Women in red Chicago Teachers Union (CTU) T-shirts registered participants; a vanload of purple-shirted SEIU marchers lingered in excited anticipation; an activist from the city’s Anti-Eviction Campaign, which breaks into and takes over foreclosed houses, donned a parade marshal’s orange vest; two street medics from the Occupy-associated Chicago Action Medical checked on some elderly marchers who arrived in a church bus. The music teacher at Owens, a former minister, asked rhetorically, “Will I have a job on Monday?” She answers her own question: “That’s OK.” A White, middle-class mother with two kids in the system, who traveled almost 100 blocks to be here, told me that she is a Republican but that “people on the right don’t like being pushed around by overbearing government.”
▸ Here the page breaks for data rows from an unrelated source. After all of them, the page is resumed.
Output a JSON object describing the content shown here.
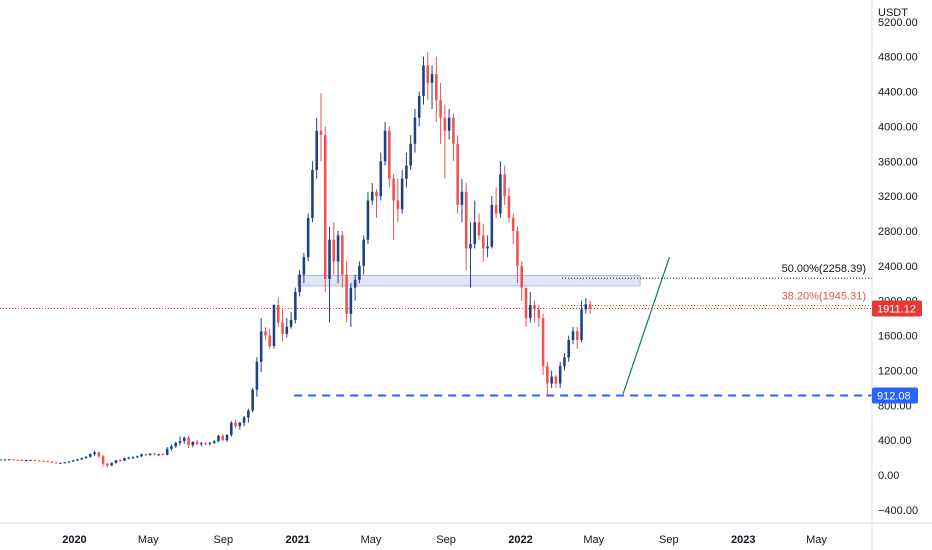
{
  "chart_data": {
    "type": "candlestick",
    "currency": "USDT",
    "y_ticks": [
      5200,
      4800,
      4400,
      4000,
      3600,
      3200,
      2800,
      2400,
      2000,
      1600,
      1200,
      800,
      400,
      0,
      -400
    ],
    "y_tick_labels": [
      "5200.00",
      "4800.00",
      "4400.00",
      "4000.00",
      "3600.00",
      "3200.00",
      "2800.00",
      "2400.00",
      "2000.00",
      "1600.00",
      "1200.00",
      "800.00",
      "400.00",
      "0.00",
      "−400.00"
    ],
    "ylim": [
      -550,
      5450
    ],
    "x_range": [
      "2019-09-01",
      "2023-07-31"
    ],
    "x_ticks": [
      {
        "label": "2020",
        "date": "2020-01-01",
        "bold": true
      },
      {
        "label": "May",
        "date": "2020-05-01",
        "bold": false
      },
      {
        "label": "Sep",
        "date": "2020-09-01",
        "bold": false
      },
      {
        "label": "2021",
        "date": "2021-01-01",
        "bold": true
      },
      {
        "label": "May",
        "date": "2021-05-01",
        "bold": false
      },
      {
        "label": "Sep",
        "date": "2021-09-01",
        "bold": false
      },
      {
        "label": "2022",
        "date": "2022-01-01",
        "bold": true
      },
      {
        "label": "May",
        "date": "2022-05-01",
        "bold": false
      },
      {
        "label": "Sep",
        "date": "2022-09-01",
        "bold": false
      },
      {
        "label": "2023",
        "date": "2023-01-01",
        "bold": true
      },
      {
        "label": "May",
        "date": "2023-05-01",
        "bold": false
      }
    ],
    "candle_interval_days": 7,
    "first_candle_date": "2019-09-02",
    "up_color": "#1e3f8a",
    "down_color": "#ef5350",
    "candles": [
      [
        178,
        180,
        174,
        178
      ],
      [
        178,
        182,
        175,
        179
      ],
      [
        179,
        183,
        174,
        180
      ],
      [
        180,
        182,
        172,
        176
      ],
      [
        176,
        178,
        170,
        174
      ],
      [
        174,
        178,
        168,
        170
      ],
      [
        170,
        176,
        166,
        172
      ],
      [
        172,
        176,
        168,
        173
      ],
      [
        173,
        177,
        166,
        168
      ],
      [
        168,
        172,
        160,
        163
      ],
      [
        163,
        168,
        156,
        160
      ],
      [
        160,
        164,
        150,
        152
      ],
      [
        152,
        156,
        140,
        145
      ],
      [
        145,
        150,
        135,
        138
      ],
      [
        138,
        145,
        132,
        140
      ],
      [
        140,
        150,
        135,
        146
      ],
      [
        146,
        160,
        140,
        156
      ],
      [
        156,
        172,
        150,
        168
      ],
      [
        168,
        185,
        160,
        180
      ],
      [
        180,
        200,
        172,
        195
      ],
      [
        195,
        215,
        188,
        210
      ],
      [
        210,
        250,
        200,
        240
      ],
      [
        240,
        280,
        220,
        260
      ],
      [
        260,
        270,
        200,
        215
      ],
      [
        215,
        230,
        100,
        130
      ],
      [
        130,
        145,
        90,
        110
      ],
      [
        110,
        145,
        100,
        140
      ],
      [
        140,
        175,
        130,
        170
      ],
      [
        170,
        180,
        150,
        165
      ],
      [
        165,
        200,
        160,
        195
      ],
      [
        195,
        210,
        180,
        200
      ],
      [
        200,
        215,
        185,
        205
      ],
      [
        205,
        225,
        195,
        215
      ],
      [
        215,
        245,
        205,
        240
      ],
      [
        240,
        245,
        220,
        230
      ],
      [
        230,
        250,
        220,
        245
      ],
      [
        245,
        255,
        225,
        235
      ],
      [
        235,
        245,
        220,
        240
      ],
      [
        240,
        250,
        225,
        232
      ],
      [
        232,
        320,
        225,
        300
      ],
      [
        300,
        350,
        280,
        330
      ],
      [
        330,
        380,
        310,
        370
      ],
      [
        370,
        445,
        340,
        390
      ],
      [
        390,
        440,
        360,
        430
      ],
      [
        430,
        450,
        310,
        345
      ],
      [
        345,
        390,
        320,
        380
      ],
      [
        380,
        400,
        340,
        355
      ],
      [
        355,
        380,
        330,
        365
      ],
      [
        365,
        380,
        345,
        360
      ],
      [
        360,
        380,
        340,
        370
      ],
      [
        370,
        400,
        355,
        390
      ],
      [
        390,
        460,
        375,
        450
      ],
      [
        450,
        470,
        390,
        400
      ],
      [
        400,
        470,
        380,
        460
      ],
      [
        460,
        620,
        440,
        600
      ],
      [
        600,
        640,
        540,
        560
      ],
      [
        560,
        610,
        520,
        600
      ],
      [
        600,
        680,
        560,
        660
      ],
      [
        660,
        760,
        600,
        740
      ],
      [
        740,
        1000,
        720,
        980
      ],
      [
        980,
        1350,
        900,
        1300
      ],
      [
        1300,
        1800,
        1180,
        1650
      ],
      [
        1650,
        1700,
        1550,
        1600
      ],
      [
        1600,
        1680,
        1450,
        1480
      ],
      [
        1480,
        1960,
        1450,
        1950
      ],
      [
        1950,
        2040,
        1700,
        1750
      ],
      [
        1750,
        1900,
        1530,
        1620
      ],
      [
        1620,
        1800,
        1580,
        1700
      ],
      [
        1700,
        1870,
        1680,
        1780
      ],
      [
        1780,
        2150,
        1740,
        2100
      ],
      [
        2100,
        2350,
        2050,
        2300
      ],
      [
        2300,
        2550,
        2200,
        2500
      ],
      [
        2500,
        3000,
        2450,
        2950
      ],
      [
        2950,
        3600,
        2900,
        3500
      ],
      [
        3500,
        4100,
        3400,
        3950
      ],
      [
        3950,
        4380,
        3600,
        3900
      ],
      [
        3900,
        4000,
        2100,
        2250
      ],
      [
        2250,
        2850,
        1750,
        2700
      ],
      [
        2700,
        2900,
        2300,
        2450
      ],
      [
        2450,
        2800,
        2200,
        2750
      ],
      [
        2750,
        2800,
        2150,
        2300
      ],
      [
        2300,
        2450,
        1750,
        1850
      ],
      [
        1850,
        2200,
        1700,
        2150
      ],
      [
        2150,
        2300,
        2000,
        2240
      ],
      [
        2240,
        2450,
        2200,
        2400
      ],
      [
        2400,
        2750,
        2300,
        2700
      ],
      [
        2700,
        3250,
        2650,
        3150
      ],
      [
        3150,
        3350,
        3100,
        3250
      ],
      [
        3250,
        3280,
        2950,
        3200
      ],
      [
        3200,
        3700,
        3150,
        3600
      ],
      [
        3600,
        4050,
        3550,
        3950
      ],
      [
        3950,
        4000,
        3300,
        3400
      ],
      [
        3400,
        3450,
        2700,
        3150
      ],
      [
        3150,
        3400,
        2900,
        3050
      ],
      [
        3050,
        3500,
        3000,
        3400
      ],
      [
        3400,
        3700,
        3300,
        3550
      ],
      [
        3550,
        3900,
        3500,
        3800
      ],
      [
        3800,
        4200,
        3700,
        4100
      ],
      [
        4100,
        4400,
        4000,
        4350
      ],
      [
        4350,
        4800,
        4250,
        4700
      ],
      [
        4700,
        4850,
        4300,
        4500
      ],
      [
        4500,
        4700,
        4200,
        4600
      ],
      [
        4600,
        4800,
        4050,
        4300
      ],
      [
        4300,
        4500,
        3800,
        4100
      ],
      [
        4100,
        4250,
        3400,
        3950
      ],
      [
        3950,
        4200,
        3850,
        4100
      ],
      [
        4100,
        4150,
        3600,
        3800
      ],
      [
        3800,
        3900,
        3000,
        3100
      ],
      [
        3100,
        3400,
        2900,
        3250
      ],
      [
        3250,
        3350,
        2350,
        2600
      ],
      [
        2600,
        2900,
        2150,
        2650
      ],
      [
        2650,
        3150,
        2600,
        2900
      ],
      [
        2900,
        3000,
        2700,
        2750
      ],
      [
        2750,
        2880,
        2450,
        2600
      ],
      [
        2600,
        2750,
        2500,
        2620
      ],
      [
        2620,
        3200,
        2600,
        3100
      ],
      [
        3100,
        3300,
        2950,
        3000
      ],
      [
        3000,
        3600,
        2950,
        3450
      ],
      [
        3450,
        3550,
        3100,
        3200
      ],
      [
        3200,
        3300,
        2900,
        2950
      ],
      [
        2950,
        3000,
        2650,
        2800
      ],
      [
        2800,
        2850,
        2200,
        2400
      ],
      [
        2400,
        2450,
        2000,
        2150
      ],
      [
        2150,
        2150,
        1700,
        1800
      ],
      [
        1800,
        2100,
        1750,
        1950
      ],
      [
        1950,
        2000,
        1750,
        1900
      ],
      [
        1900,
        1950,
        1700,
        1800
      ],
      [
        1800,
        1850,
        1150,
        1250
      ],
      [
        1250,
        1300,
        900,
        1050
      ],
      [
        1050,
        1200,
        1000,
        1130
      ],
      [
        1130,
        1150,
        1000,
        1050
      ],
      [
        1050,
        1300,
        1000,
        1250
      ],
      [
        1250,
        1400,
        1200,
        1350
      ],
      [
        1350,
        1600,
        1300,
        1550
      ],
      [
        1550,
        1700,
        1500,
        1650
      ],
      [
        1650,
        1700,
        1450,
        1550
      ],
      [
        1550,
        2000,
        1520,
        1900
      ],
      [
        1900,
        2030,
        1850,
        1960
      ],
      [
        1960,
        2000,
        1850,
        1911
      ]
    ],
    "support_zone": {
      "y_low": 2170,
      "y_high": 2290,
      "x_start": "2021-01-01",
      "x_end": "2022-07-16"
    },
    "fib_levels": [
      {
        "label": "50.00%(2258.39)",
        "value": 2258.39,
        "color": "#131722"
      },
      {
        "label": "38.20%(1945.31)",
        "value": 1945.31,
        "color": "#ef5350"
      }
    ],
    "fib_line_start": "2022-03-10",
    "current_price": {
      "value": 1911.12,
      "label": "1911.12",
      "color": "#e53935"
    },
    "horizontal_line": {
      "value": 912.08,
      "label": "912.08",
      "color": "#2962ff",
      "x_start": "2020-12-26"
    },
    "trend_line": {
      "x1": "2022-06-18",
      "y1": 930,
      "x2": "2022-09-02",
      "y2": 2500,
      "color": "#1b7a4b"
    },
    "grid": false
  }
}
There were signs representing Jobs With Justice and the community-labor umbrella group Grassroots Collaborative. Another sign snarked: if rahm and his unelected school board ever set foot in a CPS school perhaps their math wouldn’t be so bad. The president of Michigan’s American Federation of Teachers spoke. Then a parent mocked public schools CEO Barbara Byrd-Bennett’s recent invocation of Martin Luther King at a City Club of Chicago speech: “How can you call this a civil rights movement when you resegregate our schools, decimate our teacher corps and destabilize our neighborhoods?”